India's benchmark wholesale-price inflation was 9.72 percent in September, staying above 9 percent since the start of December. By comparison, consumer prices rose 7.3 percent in Brazil, 6.1 percent in China and 7.2 percent in Russia.
"The rupee's decline is making imports costlier," and may add to price pressure, Suresh M. Hegde, Mumbai-based head of finance at Videocon Industries Ltd., an Indian maker of washing machines and air conditioners, said in an Oct. 19 interview. "We have no option but to pass on this burden to consumers." He didn't elaborate.
The rupee's drop is in line with other emerging-market currencies and "with falling global commodity prices partly offset by rupee depreciation, the risks to inflation projections are now balanced," the central bank said in a report yesterday.

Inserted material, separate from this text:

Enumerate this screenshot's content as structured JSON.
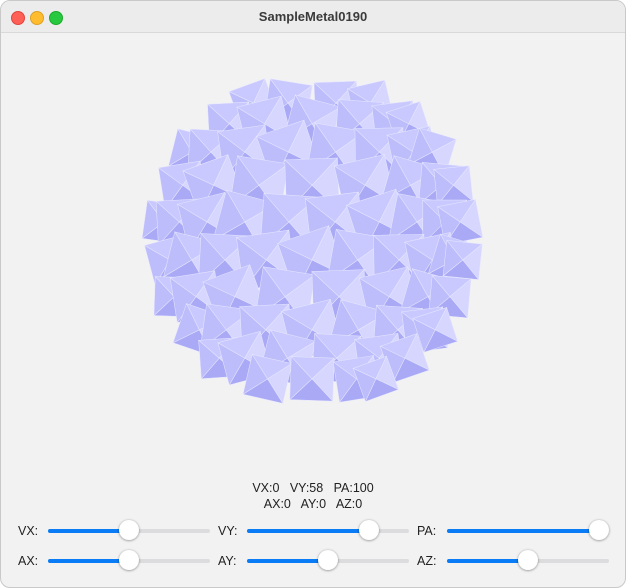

Inflation will start to fall from December and ease to 7 percent by March before moderating further in the first half of the new fiscal year starting April 1, the central bank said today. Beyond December, "if the inflation trajectory conforms to projections, further rate hikes may not be warranted," the bank said.
Even so, the central bank said the government's "large" budget deficit has been an "important source" of demand pressure. "Clearly, the impact of tightening monetary policy has been diluted by the expansionary fiscal position, which is a sub-optimal outcome," the central bank said.
"Rate increases have not had the desired impact on inflation as fiscal policy stays loose," Amol Agrawal, a Mumbai-based economist at STCI Primary Dealer Ltd., said before the decision. "Monetary policy alone can't curb price gains. The government needs to cut its budget deficit too."
India's budget shortfall may widen to as much as 5.5 percent of gross domestic product in the year ending March 31, more than the government's 4.6 percent target, because of higher spending on fuel and food subsidies, Agrawal said.